All the above except LOG_LEVEL and PLONE_EXCLUDE are compulsory.

Migration script internal API

In case you haven’t noticed, the migration script is quite small—530 lines at the time of this writing. This is because practically all the work is done by the Zadig core API and BeautifulSoup. You need to be comfortable with both.

The most important item in the migration script is the PloneObject class, which represents, unsurprisingly, a Plone object.

class PloneObject(url, soup=None)

PloneObject is always subclassed, as a PloneFolder, a PlonePage, and so on. However, in order to create a PloneObject instance, you merely supply the object’s URL, without needing to know what kind of object it is; the constructor will retrieve the data from the URL, find out what kind of object it is, and return an instance not of PloneObject, but of the appropriate subclass. It will visit and parse both the URL and the equivalent “edit” page. It will unconditionally unlock the page if it is locked, and when it’s finished it will leave it locked (this is a bug).

The soup argument must not be supplied, or it must be None. It is used internally, because the constructor reads the URL, decides what type of object it is, and calls the constructor of its appropriate subclass.
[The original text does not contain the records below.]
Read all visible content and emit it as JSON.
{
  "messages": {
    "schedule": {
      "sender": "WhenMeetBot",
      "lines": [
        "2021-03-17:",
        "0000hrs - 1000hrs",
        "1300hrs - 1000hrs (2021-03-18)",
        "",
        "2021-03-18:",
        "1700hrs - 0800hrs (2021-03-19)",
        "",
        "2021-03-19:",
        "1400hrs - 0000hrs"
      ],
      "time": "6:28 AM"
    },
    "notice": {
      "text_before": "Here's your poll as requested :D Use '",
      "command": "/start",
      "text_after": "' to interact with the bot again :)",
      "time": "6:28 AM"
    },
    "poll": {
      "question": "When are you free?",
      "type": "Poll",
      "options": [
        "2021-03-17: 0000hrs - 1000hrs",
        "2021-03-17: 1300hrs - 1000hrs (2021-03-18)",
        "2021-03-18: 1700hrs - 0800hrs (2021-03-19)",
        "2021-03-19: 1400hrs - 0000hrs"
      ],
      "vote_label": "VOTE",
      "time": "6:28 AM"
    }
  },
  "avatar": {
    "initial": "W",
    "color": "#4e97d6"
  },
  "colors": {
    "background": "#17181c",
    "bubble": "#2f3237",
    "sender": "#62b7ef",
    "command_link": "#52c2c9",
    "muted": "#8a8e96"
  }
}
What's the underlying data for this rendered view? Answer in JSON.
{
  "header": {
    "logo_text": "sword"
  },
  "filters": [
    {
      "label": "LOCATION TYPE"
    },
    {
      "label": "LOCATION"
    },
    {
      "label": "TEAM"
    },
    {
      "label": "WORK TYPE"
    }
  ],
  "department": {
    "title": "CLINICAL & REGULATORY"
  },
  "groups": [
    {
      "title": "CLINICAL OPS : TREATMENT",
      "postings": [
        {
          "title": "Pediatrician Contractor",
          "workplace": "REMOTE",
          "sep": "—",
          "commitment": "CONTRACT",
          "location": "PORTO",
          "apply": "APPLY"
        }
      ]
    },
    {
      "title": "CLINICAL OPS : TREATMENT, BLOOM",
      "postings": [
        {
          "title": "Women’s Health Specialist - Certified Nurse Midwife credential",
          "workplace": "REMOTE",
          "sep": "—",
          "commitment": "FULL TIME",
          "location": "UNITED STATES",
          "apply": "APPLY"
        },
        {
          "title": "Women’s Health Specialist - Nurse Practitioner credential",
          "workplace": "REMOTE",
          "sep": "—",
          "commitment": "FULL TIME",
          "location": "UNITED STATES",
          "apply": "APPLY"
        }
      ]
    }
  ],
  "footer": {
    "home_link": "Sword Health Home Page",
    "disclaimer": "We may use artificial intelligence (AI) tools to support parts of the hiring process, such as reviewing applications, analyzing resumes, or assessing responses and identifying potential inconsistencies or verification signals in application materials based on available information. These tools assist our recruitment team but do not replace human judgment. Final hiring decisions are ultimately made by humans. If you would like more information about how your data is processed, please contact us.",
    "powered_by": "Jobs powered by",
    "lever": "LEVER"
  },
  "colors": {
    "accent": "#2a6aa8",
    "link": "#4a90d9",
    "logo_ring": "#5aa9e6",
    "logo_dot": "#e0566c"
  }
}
PloneObject instances have the following attributes:

soup

The BeautifulSoup object that represents the parsed HTML retrieved from the URL.

editsoup

The BeautifulSoup object that represents the parsed HTML of the Plone’s “edit” view for the object.

title
short_title
description

These three attributes store the title and description of the Plone object. The short_title is always empty, as Plone does not have this feature; however, sometimes it is set by subclasses; in particular, when we have a Plone folder with a default view, we consider the default view’s title to be the title and the folder’s title to be the short title.

state

The state of the Plone object as a string, such as “Private” or “Published”.

PloneObject instances of subclasses have the following method:

migrate(request, path)

This method does the migration. First it calls the same method of the superclass (which essentially creates and saves the entry), then it creates and saves the vobject, and the metatags, and finally it calls the post_migrate() method of the superclass, which does some common endwork (sets alternative language).

Now all the above is only the basic idea. It’s not perfectly documented, and the code is a bit messy, but the above should be more than enough to get you find your way in the code.